Above, the spread_model yields the best separation in the z band, as well as the fewest ridge features in distribution of class_star. On the other hand, the g band shows the most overlap in spread_model values at faint magnitudes, and the most striking ridges in the distribution of class_star. For testing purposes, let's see what happens for cases that have detections in all 3 g,r,z bands, and then when the classification agrees between the bands.

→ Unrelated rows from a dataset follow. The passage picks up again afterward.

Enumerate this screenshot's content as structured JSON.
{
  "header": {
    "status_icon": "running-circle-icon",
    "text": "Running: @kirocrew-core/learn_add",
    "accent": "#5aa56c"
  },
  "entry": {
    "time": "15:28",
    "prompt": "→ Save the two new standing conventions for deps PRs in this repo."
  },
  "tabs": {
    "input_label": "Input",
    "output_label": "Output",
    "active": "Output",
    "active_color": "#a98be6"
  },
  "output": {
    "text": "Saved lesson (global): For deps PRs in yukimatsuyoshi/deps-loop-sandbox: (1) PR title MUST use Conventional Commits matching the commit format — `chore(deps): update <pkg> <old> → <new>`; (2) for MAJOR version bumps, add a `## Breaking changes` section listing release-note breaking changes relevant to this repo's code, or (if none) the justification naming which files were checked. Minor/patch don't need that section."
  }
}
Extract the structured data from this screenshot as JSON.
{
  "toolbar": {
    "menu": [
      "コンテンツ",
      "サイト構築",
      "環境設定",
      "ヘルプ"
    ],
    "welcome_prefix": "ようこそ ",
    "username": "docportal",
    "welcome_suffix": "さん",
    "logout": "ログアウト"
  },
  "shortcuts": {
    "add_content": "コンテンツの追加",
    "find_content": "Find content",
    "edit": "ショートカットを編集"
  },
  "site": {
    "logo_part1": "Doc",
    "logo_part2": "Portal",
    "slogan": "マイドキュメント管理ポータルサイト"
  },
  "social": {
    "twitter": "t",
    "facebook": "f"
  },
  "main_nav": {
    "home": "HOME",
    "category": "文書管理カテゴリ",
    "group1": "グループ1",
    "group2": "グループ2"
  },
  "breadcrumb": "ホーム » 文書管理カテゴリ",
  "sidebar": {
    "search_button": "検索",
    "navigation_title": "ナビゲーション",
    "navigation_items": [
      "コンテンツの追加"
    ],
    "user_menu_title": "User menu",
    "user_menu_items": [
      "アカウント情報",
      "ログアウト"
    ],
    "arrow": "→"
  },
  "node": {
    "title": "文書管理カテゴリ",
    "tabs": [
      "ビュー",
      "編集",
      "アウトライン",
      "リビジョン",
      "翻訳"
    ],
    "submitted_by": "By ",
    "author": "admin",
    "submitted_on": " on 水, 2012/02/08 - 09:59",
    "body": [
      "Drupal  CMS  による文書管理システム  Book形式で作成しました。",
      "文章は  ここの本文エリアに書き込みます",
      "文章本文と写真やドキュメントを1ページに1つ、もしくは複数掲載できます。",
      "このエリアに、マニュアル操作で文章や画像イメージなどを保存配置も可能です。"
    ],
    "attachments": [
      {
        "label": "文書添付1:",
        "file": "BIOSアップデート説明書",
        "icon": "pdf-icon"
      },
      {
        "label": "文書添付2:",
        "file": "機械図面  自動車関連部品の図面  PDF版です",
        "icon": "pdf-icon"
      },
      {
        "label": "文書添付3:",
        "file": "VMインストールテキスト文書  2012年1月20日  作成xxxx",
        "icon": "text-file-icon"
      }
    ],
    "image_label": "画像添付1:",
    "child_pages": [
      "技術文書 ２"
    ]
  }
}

Next, we plot again the "worst" case (g band) but requiring objects to have S/N>5 in all of g,r,z bands.

In [12]:
# invalid mags are set to 99 but requiring S/N>5 will only keep valid mags
# spread_model_X is valid at abs(spread_model)<1
# require S/N>5 in the g, r, z band
df_in=df[(df['spread_model_g']>(-1)) & (df['spread_model_g']<1) & \
      (df['snr_g']>5) & (df['snr_r']>5) & (df['snr_z']>5)]

print('Number of objects with S/N>5 in g, r, z bands & valid spread_model in g: ',len(df_in))

plot_morph(df_in,band='g')
Number of objects with S/N>5 in g, r, z bands & valid spread_model in g:  106060

The test above resulted in cleaner plots with fewer ridges on the class_star parameter.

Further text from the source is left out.